Chancellor Alistair Darling has promised his 2010 Budget will be "sensible and workmanlike" with no pre-election giveaways.
Better-than-expected tax and borrowing figures have given the Chancellor more leeway than anticipated - up to £12 billion, according to experts.
But he has said voters expect him to be realistic about the UK's precarious economic recovery and prioritise measures to stimulate growth.
"There is no question of giveaways.
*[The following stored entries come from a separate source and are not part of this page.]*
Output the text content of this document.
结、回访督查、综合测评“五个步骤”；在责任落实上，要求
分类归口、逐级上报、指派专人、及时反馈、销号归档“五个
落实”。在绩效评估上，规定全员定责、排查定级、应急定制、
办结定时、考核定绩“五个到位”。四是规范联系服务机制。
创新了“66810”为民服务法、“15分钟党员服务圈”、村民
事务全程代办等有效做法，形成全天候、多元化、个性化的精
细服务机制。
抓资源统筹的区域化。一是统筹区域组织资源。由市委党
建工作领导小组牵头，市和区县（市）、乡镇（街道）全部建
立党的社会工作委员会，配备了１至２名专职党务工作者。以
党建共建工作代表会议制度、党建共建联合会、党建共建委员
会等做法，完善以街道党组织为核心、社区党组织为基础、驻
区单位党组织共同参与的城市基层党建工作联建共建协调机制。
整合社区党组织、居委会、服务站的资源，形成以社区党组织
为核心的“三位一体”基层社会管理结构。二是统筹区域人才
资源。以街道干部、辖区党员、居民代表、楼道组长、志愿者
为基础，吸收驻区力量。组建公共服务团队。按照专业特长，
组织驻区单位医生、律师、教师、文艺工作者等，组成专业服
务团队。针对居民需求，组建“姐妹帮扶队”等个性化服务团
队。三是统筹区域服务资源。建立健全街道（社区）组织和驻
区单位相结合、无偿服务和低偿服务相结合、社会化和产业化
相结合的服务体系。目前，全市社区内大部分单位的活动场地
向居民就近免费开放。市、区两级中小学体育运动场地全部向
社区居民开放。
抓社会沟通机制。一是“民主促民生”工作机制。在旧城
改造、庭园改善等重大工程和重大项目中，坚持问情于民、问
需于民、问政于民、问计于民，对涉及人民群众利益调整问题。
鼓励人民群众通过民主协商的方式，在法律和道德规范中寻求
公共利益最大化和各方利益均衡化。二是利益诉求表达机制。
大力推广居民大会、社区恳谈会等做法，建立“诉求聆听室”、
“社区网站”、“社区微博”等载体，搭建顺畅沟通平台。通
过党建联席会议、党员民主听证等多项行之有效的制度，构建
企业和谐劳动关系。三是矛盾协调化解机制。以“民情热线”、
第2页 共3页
The mood of people just now is that they want to see a sensible, workmanlike Budget, a Budget for the times in which we live.
"A Budget for ensuring that we secure the recovery - because we are not out of the woods yet - but, crucially a Budget for the future," he told the BBC.
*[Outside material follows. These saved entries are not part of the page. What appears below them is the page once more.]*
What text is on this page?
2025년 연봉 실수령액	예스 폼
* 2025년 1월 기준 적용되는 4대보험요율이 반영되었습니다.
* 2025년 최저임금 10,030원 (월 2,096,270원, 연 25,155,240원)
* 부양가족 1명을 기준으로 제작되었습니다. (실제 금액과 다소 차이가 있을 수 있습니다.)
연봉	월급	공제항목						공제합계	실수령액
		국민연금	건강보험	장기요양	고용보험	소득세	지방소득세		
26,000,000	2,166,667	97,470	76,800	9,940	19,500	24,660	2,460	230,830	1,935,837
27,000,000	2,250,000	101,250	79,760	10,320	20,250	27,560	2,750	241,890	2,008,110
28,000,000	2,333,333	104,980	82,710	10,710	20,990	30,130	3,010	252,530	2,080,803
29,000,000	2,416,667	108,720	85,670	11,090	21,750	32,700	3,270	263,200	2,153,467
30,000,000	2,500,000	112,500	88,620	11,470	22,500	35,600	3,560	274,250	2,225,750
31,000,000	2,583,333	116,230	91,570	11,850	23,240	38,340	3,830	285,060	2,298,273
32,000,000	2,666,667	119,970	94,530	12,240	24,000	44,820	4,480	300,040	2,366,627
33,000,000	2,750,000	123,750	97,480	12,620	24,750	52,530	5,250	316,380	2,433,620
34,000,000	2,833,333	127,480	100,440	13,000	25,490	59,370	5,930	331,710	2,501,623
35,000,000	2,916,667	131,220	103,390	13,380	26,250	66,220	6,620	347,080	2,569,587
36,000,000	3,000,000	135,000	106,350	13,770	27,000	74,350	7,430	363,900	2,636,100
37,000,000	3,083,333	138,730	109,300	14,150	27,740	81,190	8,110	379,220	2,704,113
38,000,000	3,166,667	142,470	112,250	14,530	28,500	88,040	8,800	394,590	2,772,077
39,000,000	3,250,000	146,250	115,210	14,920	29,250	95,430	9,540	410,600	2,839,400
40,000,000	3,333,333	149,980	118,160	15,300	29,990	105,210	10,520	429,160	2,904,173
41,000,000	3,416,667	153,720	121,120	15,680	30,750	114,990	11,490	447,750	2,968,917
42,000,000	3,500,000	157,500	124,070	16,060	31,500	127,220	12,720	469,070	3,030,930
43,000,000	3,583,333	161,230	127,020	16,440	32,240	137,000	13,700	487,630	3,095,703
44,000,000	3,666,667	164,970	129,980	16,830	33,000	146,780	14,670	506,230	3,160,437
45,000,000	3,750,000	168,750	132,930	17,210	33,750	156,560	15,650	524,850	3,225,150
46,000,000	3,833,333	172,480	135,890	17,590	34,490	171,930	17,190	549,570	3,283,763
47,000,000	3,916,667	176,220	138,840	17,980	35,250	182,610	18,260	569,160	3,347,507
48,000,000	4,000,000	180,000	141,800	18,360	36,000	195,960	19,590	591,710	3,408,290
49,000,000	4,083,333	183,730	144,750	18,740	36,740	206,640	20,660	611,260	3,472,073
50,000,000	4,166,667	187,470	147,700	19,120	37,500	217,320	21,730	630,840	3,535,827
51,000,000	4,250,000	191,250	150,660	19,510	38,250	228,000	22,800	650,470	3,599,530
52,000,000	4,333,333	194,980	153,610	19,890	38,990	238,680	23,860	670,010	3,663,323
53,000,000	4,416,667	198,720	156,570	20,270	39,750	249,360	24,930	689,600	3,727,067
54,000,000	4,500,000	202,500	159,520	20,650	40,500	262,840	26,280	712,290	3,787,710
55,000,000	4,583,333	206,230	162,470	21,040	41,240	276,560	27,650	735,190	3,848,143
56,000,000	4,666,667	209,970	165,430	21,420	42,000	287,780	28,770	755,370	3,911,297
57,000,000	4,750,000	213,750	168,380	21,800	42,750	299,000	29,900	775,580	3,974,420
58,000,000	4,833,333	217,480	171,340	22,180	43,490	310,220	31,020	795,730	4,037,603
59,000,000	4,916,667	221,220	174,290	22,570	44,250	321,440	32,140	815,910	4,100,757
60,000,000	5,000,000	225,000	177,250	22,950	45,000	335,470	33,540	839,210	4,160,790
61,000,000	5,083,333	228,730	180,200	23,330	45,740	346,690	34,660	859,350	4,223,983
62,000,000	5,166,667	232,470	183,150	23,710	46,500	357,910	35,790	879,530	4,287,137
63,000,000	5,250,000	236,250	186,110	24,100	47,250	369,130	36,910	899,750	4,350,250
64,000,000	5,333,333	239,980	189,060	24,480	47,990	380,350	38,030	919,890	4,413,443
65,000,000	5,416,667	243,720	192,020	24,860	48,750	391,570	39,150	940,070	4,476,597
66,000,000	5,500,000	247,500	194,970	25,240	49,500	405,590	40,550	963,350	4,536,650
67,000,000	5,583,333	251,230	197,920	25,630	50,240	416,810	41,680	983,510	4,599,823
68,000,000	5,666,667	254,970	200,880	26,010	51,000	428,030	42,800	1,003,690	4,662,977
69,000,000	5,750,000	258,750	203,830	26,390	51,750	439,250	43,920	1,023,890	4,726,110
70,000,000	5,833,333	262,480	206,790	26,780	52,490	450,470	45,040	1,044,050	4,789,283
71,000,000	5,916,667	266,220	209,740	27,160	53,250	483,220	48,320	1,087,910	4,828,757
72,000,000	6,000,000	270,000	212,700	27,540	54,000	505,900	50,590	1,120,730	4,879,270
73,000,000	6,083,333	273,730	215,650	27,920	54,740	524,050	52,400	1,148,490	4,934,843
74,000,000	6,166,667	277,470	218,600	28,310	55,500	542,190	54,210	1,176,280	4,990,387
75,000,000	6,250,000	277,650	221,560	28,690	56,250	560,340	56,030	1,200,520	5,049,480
Recent figures have confirmed the recent recession was the deepest, as well as the longest on record, with a 6.2% peak-to-trough decline.
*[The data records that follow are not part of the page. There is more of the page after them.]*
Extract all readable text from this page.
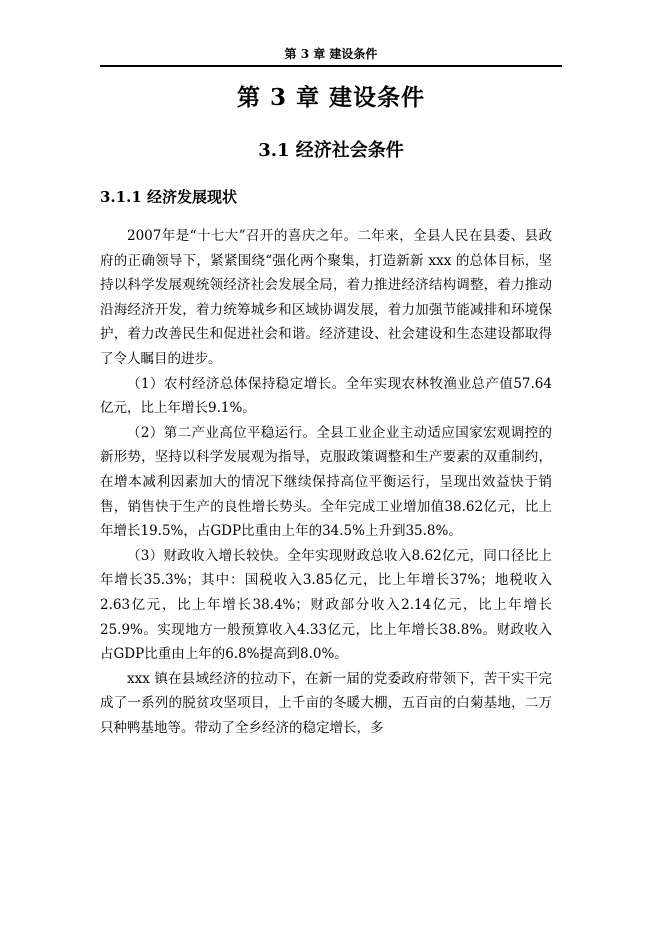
第 3 章 建设条件
第 3 章 建设条件
3.1 经济社会条件
3.1.1 经济发展现状

2007年是“十七大”召开的喜庆之年。二年来，全县人民在县委、县政府的正确领导下，紧紧围绕“强化两个聚集，打造新新 xxx 的总体目标，坚持以科学发展观统领经济社会发展全局，着力推进经济结构调整，着力推动沿海经济开发，着力统筹城乡和区域协调发展，着力加强节能减排和环境保护，着力改善民生和促进社会和谐。经济建设、社会建设和生态建设都取得了令人瞩目的进步。

（1）农村经济总体保持稳定增长。全年实现农林牧渔业总产值57.64亿元，比上年增长9.1%。

（2）第二产业高位平稳运行。全县工业企业主动适应国家宏观调控的新形势，坚持以科学发展观为指导，克服政策调整和生产要素的双重制约，在增本减利因素加大的情况下继续保持高位平衡运行，呈现出效益快于销售，销售快于生产的良性增长势头。全年完成工业增加值38.62亿元，比上年增长19.5%，占GDP比重由上年的34.5%上升到35.8%。

（3）财政收入增长较快。全年实现财政总收入8.62亿元，同口径比上年增长35.3%；其中：国税收入3.85亿元，比上年增长37%；地税收入2.63亿元，比上年增长38.4%；财政部分收入2.14亿元，比上年增长25.9%。实现地方一般预算收入4.33亿元，比上年增长38.8%。财政收入占GDP比重由上年的6.8%提高到8.0%。

xxx 镇在县域经济的拉动下，在新一届的党委政府带领下，苦干实干完成了一系列的脱贫攻坚项目，上千亩的冬暖大棚，五百亩的白菊基地，二万只种鸭基地等。带动了全乡经济的稳定增长，多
The economy grew by 0.3% in the final quarter of 2009, although the impact of the winter weather and January's VAT hike could damage prospects for the opening three months of 2010.
But the Chancellor has said he is standing by forecasts of rapid growth next year.
Mr Darling is banking on a 3.5% advance for the UK economy during 2011 as the recovery gathers momentum, but this is well above the 2% forecast by most experts.
Treasury predictions of 1.25% growth this year are in line with the City, although borrowing will almost certainly undershoot the original £178 billion estimate.
As Mr Darling was putting the finishing touches to his Budget, a business group predicted that the UK's economic recovery would not pick up pace until the middle of next year.
The CBI said the end of stimulus measures such as the reduction in VAT and the car scrappage scheme and subdued consumer spending meant the economy would remain fragile in the medium term.
A leading forecaster, the Ernst & Young Item Club, said Mr Darling needed to find another £10 billion through a "credible, detailed and more aggressive plan", the Times reported.
And, adding to the pressure for cuts, official figures were reported to show Government spending now accounted for more than half of the UK economy for the first time.
Statistics from the Organisation for Economic Cooperation and Development (OECD), the Daily Telegraph said, put the figure at 52% of GDP, one of the highest among developed nations.
Mr Darling is not expected to announce any details of planned spending cuts as Labour believes immediate cuts - as advocated by the Tories - would wreck the recovery.
But the Financial Times reported that he would identify which Whitehall departments would bear the brunt of savings from 2011, ahead of a spending review planned for the autumn.
Mr Darling insisted that Labour would not hold a second budget if it won the general election, dismissing Tory claims that this week's set piece would be "window dressing".
The Tories believe faster action is needed to cut the deficit and would hold an emergency Budget within 50 days of taking office, at which they have not ruled out making tax rises.
Shadow chief treasury secretary Phillip Hammond said: "I hope Alistair Darling will set out a Budget which is prudent, a Budget for growth in Britain. But the real issue is whether Alistair Darling's Budget counts for much.
"We don't know whether Labour would hold another Budget after the election so this may just be a piece of window dressing we get on Wednesday."
But Mr Darling insisted there would be no such second budget if Labour defied the polls and secured a fourth term at the election - expected to be on May 6.
There would be a Departmental spending review this year, he said. "but the two events - the Budget, the Pre-Budget Report - that is not going to change."
Other budget measures would be "focused on growth" - notably unlocking private investment - Mr Darling said, with the unemployed also tipped to be offered extra help.
Barclays Capital economist Simon Hayes said the Chancellor had little room for manoeuvre "as he attempts once more to transform a sow's ear into something resembling a silk purse".
Although borrowing could be £15 billion below forecast due to better than expected tax receipts and lower than feared unemployment, he said it was "hard to imagine a less auspicious backdrop" for a pre-election Budget.
"The ratings agencies continue to make disapproving noises about the Government's plans for fiscal consolidation, and sterling has come under renewed pressure," he warned.
Mr Darling is unlikely to set out any further details on where the axe will fall on spending with the poll a matter of weeks away.
"The dire state of the public finances is set to force some painful choices. But with the general election widely expected to be set for May 6, the Labour government is understandably reluctant to be too explicit about the pain to come in future years," ING Bank's James Knightley said.